When the Pearl Paint mothership suddenly shuttered last year, artists all over the city--and the country--wept.
Soon after, artist Barry Fellman recreated the interior of the store, traveling to Texas to buy Pearl's original cabinets, fixtures, and various products, and turn them into an installation. "Art Show" is on view once again at the Center for Visual Communication in Miami, and will soon be touring the country.
From the press release:
"The installation provokes questions about the availability of art supplies, how they are purchased, and how their use is changing as artists adopt digital technology and new forms of presentation. Art Store extends Duchamp's seminal Readymades, sourced from consumer culture, to a collection of mass produced objects actually used to create art."
"Art Store will be launched in 2016 as a traveling installation to activate communities nationwide by serving as a point of engagement to support local museums, schools and organization involved in arts and education. Institutions may contact CVC for more information on exhibiting Art Store in their community."

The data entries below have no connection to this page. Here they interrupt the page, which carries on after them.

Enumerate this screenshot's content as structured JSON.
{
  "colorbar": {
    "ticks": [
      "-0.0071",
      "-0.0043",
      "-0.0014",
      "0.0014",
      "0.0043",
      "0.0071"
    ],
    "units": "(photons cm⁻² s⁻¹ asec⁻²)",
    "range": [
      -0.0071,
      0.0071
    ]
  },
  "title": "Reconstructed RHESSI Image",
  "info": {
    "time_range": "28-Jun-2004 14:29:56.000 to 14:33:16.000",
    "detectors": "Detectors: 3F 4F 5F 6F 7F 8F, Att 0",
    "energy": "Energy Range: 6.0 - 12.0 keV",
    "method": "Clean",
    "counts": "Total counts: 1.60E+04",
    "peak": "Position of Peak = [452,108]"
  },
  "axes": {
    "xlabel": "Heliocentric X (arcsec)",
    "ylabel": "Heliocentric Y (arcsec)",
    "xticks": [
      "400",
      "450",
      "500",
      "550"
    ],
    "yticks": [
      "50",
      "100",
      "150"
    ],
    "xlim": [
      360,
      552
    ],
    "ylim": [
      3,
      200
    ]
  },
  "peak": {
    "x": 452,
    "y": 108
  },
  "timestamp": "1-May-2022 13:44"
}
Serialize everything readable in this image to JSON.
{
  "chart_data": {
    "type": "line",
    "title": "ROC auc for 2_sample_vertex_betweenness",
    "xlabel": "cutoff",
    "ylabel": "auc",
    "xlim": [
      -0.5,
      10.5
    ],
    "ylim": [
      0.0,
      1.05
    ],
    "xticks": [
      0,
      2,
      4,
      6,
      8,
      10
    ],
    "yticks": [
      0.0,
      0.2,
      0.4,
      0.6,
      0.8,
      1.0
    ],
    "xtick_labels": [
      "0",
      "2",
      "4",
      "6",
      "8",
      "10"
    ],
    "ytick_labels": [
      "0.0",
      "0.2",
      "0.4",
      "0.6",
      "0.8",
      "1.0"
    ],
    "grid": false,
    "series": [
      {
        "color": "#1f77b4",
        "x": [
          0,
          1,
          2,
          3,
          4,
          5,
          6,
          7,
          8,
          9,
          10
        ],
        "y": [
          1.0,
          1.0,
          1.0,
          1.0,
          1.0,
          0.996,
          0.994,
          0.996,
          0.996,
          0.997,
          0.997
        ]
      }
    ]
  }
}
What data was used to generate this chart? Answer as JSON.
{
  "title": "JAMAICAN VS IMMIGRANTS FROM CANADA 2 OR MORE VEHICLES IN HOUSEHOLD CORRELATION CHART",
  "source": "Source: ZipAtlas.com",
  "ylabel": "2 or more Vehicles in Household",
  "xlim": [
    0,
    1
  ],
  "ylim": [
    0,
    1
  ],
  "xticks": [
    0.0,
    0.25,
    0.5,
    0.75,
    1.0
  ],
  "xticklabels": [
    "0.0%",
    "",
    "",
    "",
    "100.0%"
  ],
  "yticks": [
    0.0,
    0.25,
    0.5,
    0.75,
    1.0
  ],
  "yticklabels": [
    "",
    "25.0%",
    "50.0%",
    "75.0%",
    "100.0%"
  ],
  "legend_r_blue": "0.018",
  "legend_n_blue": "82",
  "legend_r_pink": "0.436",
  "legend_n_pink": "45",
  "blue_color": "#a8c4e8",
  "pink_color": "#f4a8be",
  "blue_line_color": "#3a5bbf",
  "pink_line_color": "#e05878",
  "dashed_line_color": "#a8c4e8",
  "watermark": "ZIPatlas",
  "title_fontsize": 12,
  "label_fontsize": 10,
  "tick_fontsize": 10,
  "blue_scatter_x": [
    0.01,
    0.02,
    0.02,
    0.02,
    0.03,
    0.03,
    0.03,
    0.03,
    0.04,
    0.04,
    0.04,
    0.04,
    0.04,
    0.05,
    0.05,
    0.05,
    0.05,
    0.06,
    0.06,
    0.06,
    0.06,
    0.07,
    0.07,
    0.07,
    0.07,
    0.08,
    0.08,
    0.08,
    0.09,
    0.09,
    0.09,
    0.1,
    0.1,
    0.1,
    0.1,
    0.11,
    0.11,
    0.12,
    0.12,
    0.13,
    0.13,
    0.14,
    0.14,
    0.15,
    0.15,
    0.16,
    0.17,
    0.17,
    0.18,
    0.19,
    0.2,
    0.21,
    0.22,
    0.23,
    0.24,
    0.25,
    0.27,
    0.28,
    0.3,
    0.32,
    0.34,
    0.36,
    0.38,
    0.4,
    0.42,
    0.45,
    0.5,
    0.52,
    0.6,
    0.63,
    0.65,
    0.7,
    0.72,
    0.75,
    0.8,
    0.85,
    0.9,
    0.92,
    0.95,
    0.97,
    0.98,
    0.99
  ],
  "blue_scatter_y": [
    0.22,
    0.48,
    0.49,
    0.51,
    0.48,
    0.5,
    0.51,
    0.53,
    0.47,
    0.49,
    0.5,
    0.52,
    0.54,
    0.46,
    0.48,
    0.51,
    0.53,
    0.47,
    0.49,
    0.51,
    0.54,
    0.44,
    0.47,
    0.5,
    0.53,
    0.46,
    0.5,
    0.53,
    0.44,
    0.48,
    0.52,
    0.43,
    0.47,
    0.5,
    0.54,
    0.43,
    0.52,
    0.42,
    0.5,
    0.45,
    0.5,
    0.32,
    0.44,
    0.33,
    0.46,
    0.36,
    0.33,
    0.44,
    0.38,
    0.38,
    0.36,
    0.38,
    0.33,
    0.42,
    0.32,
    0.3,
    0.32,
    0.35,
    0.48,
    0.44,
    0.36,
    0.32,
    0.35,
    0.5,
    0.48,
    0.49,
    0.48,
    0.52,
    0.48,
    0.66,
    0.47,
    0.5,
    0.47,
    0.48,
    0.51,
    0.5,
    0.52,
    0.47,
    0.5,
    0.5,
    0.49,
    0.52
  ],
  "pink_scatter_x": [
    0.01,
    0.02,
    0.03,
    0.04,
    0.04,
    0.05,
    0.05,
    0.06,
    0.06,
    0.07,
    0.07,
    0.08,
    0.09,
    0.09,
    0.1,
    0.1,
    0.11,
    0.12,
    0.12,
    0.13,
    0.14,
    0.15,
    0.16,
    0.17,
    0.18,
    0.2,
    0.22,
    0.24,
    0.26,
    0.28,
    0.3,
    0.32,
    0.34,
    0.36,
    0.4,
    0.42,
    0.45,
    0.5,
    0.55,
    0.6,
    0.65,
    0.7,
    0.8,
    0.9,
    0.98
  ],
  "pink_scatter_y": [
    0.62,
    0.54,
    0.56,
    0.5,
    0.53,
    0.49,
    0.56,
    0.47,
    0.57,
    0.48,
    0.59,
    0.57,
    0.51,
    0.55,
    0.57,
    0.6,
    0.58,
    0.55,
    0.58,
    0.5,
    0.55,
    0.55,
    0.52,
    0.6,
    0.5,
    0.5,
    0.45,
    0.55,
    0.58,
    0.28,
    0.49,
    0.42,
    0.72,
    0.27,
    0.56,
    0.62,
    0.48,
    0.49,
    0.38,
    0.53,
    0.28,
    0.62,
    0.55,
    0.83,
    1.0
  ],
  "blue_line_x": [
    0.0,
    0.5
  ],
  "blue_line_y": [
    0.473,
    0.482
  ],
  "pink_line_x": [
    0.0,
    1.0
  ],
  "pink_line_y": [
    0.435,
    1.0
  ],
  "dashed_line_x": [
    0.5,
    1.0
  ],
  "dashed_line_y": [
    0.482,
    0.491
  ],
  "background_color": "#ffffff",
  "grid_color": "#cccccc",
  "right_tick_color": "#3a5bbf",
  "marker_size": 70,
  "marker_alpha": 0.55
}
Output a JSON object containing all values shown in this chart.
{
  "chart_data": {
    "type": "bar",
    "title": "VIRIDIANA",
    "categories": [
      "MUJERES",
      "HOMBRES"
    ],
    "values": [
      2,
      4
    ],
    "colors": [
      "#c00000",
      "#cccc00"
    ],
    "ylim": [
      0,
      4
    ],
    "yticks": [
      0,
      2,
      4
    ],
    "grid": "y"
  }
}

Meanwhile, back on Canal Street, the Pearl Paint space remains vacant, another casualty of high-rent blight.
Actually the downfall of Pearl Paint had far more to do with mismanagement and family in-fighting than real estate pressure. Tax fraud etc. http://cityroom.blogs.nytimes.com/2010/02/05/pearl-paint/?_r=0
ReplyDeletePearl Paint series of stores on Lispenard Street (the store on Canal also fronted on Lispenard) between Church Street and Broadway were the unofficial Art Store District for years. Located in cast iron buildings over a century old with high ceilings and loaded on every floor with art stuffs. You could get any art supply item with excellent specialized support from the staff. Seeing all the supplies in person could inspire many creative ideas. The exhibit looks interesting in that respect. Now that is a lost world. It was also a very seedy looking block that was probably very low rent back in the 50s 60s 70s 80s when the area art scene was in its heyday. When I first shopped there in the 90s, the block looked like the perfect place for drug users to score some dope and shoot up.
ReplyDeleteWhile I am sad that Pearl is gone, I would not go so far as to say it reflects some art supply apocalypse. There are actually other art supply stores in NYC. I don't live in NYC anymore, I live in Maryland...and here in a city less than 1/10th the size of NYC, we have at least 5 pretty well stocked art supply shops. Pearl didn't actually have great stock in the store during it's final years, it was getting a little thin. In any case, there is probably a greater variety of art supplies available now than ever before.